Many intolerances are due to an enzyme defect. An enzyme deficiency in the gut causes symptoms such as bloating, cramps, diarrhoea or constipation (as is the case in lactose intolerance). Because the enzyme is missing, the carbohydrates in food cannot be properly digested. Some patients only experience symptoms once a certain amount of the offending substance is ingested.
Some intolerances, such as histamine intolerance, may be accompanied by what are called pseudoallergic reactions. The symptoms are very similar to an allergic reaction (e.g. difficulty breathing or skin rash). They are caused by cells in the body that play a key role in allergies. However, the activation of these cells is not controlled by the antibodies in the immune system. They are therefore referred to as ‘pseudoallergic’ reactions (from the Greek ‘pseudes’ meaning ‘lying’ or ‘false’). Pseudoallergic reactions can be severe and can occur as a reaction to food additives (E numbers) and other substances.
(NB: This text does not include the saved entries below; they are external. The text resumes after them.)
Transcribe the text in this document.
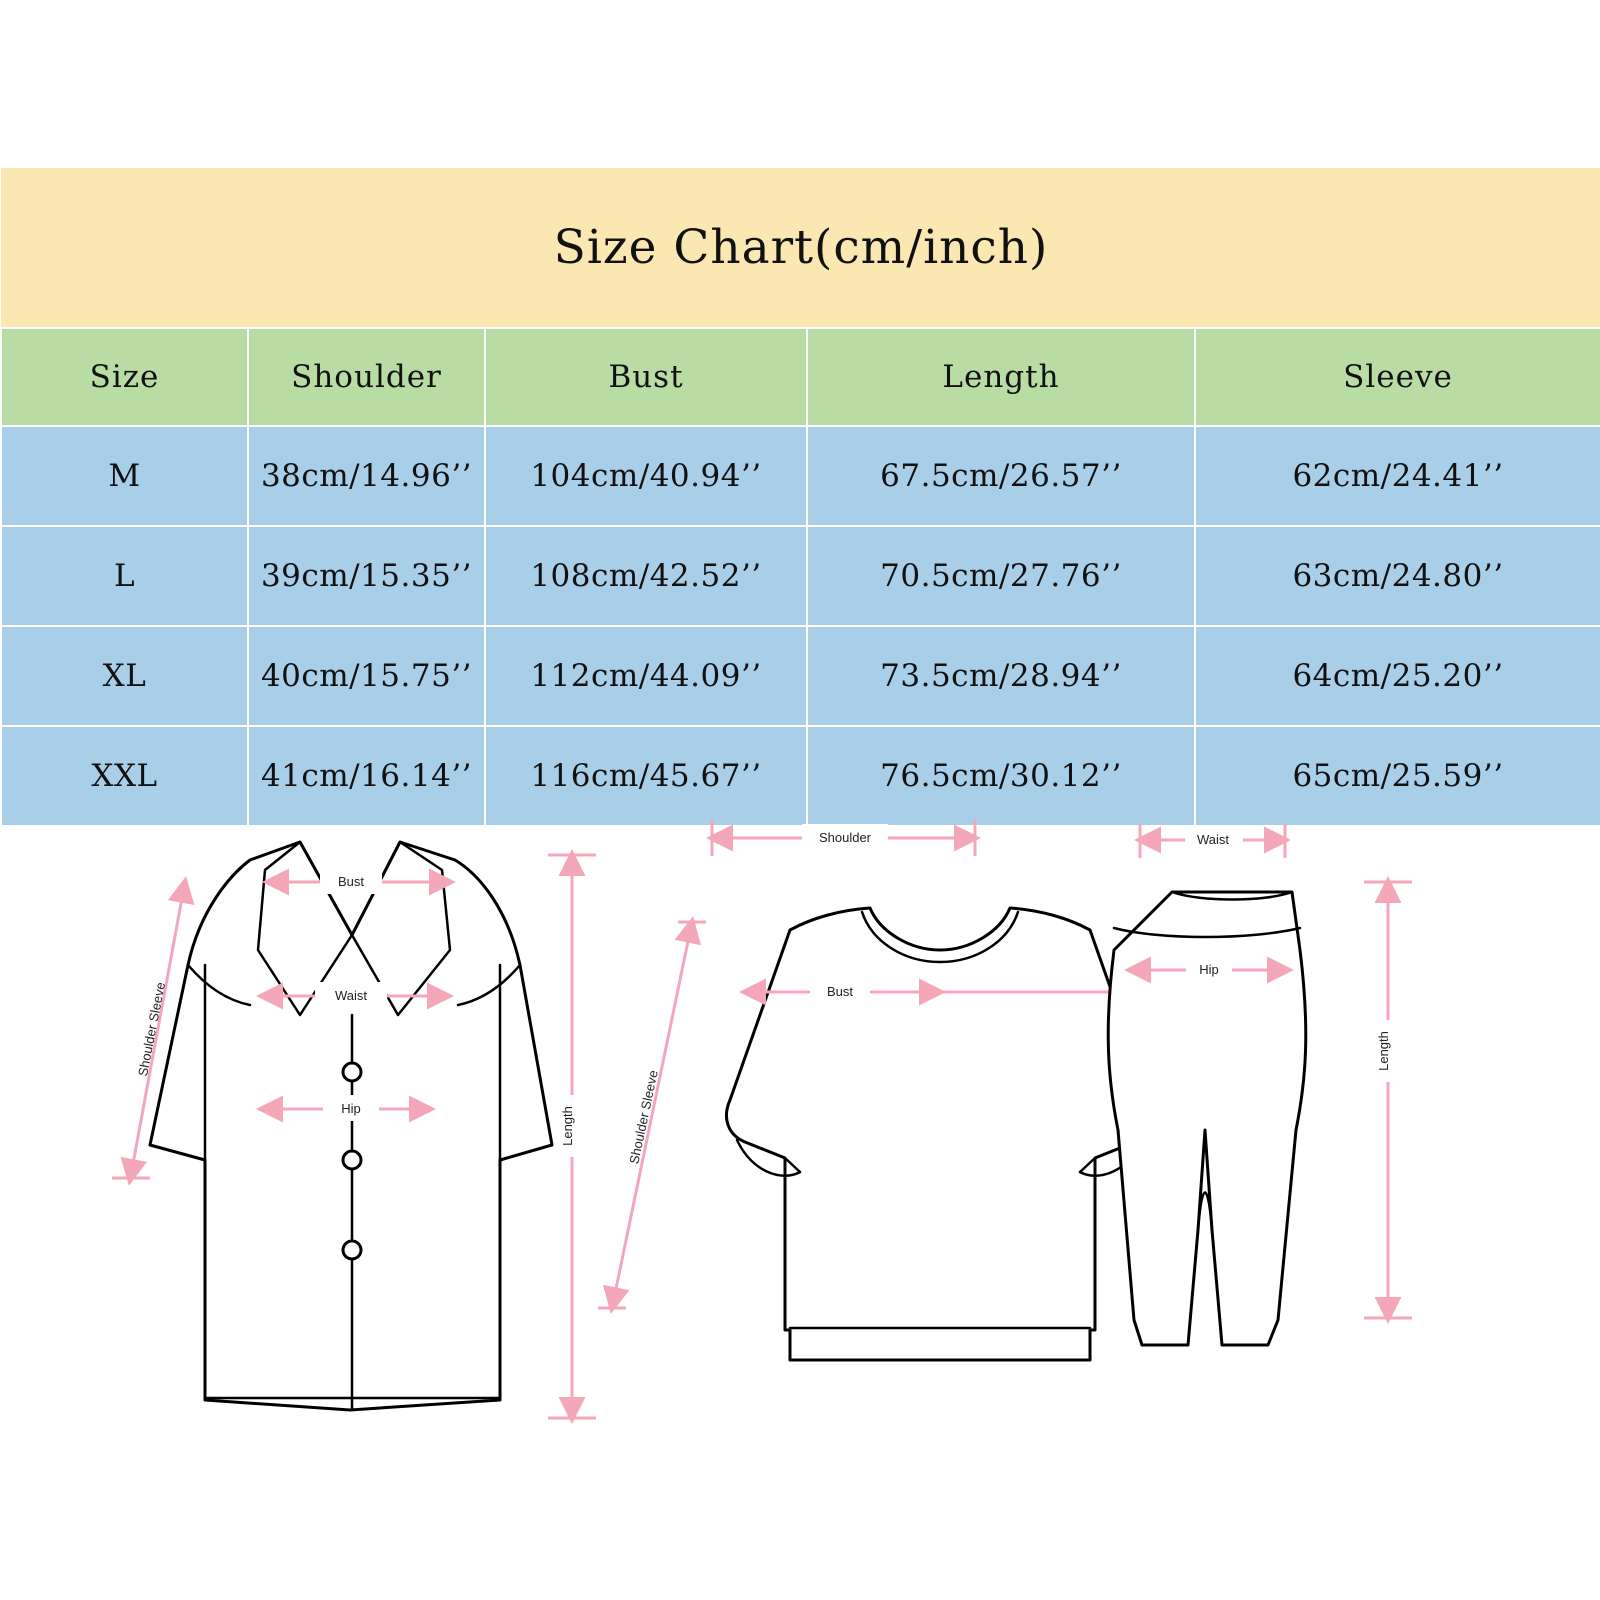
Size Chart(cm/inch)				
Size	Shoulder	Bust	Length	Sleeve
M	38cm/14.96’’	104cm/40.94’’	67.5cm/26.57’’	62cm/24.41’’
L	39cm/15.35’’	108cm/42.52’’	70.5cm/27.76’’	63cm/24.80’’
XL	40cm/15.75’’	112cm/44.09’’	73.5cm/28.94’’	64cm/25.20’’
XXL	41cm/16.14’’	116cm/45.67’’	76.5cm/30.12’’	65cm/25.59’’
Bust
Waist
Hip
Shoulder Sleeve
Length
Shoulder
Bust
Shoulder Sleeve
Waist
Hip
Length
Research on intolerances remains inconclusive at this time. The number of people with an intolerance is also unclear, since widely varying results have emerged from clinically controlled studies and self-report studies.
A number of diagnostic methods are available for diagnosing food intolerances; some of these are different than the tests used to diagnose allergies. An in-depth anamesis, food diary, a breath test or provocation test are the methods of choice for determining whether specific symptoms are due to an intolerance. In the breath test, substances are measured in the breath, such as hydrogen, that remain as by-products of the digestive process when enzymes are missing.
There are additional tests whose diagnostic value is unclear or refuted (for example, IgG tests, hair analysis and kinesiological tests). Given what we know today, self-diagnosis or self-treatment based on these tests is not recommended. Anyone with a suspected food intolerance should consult a doctor.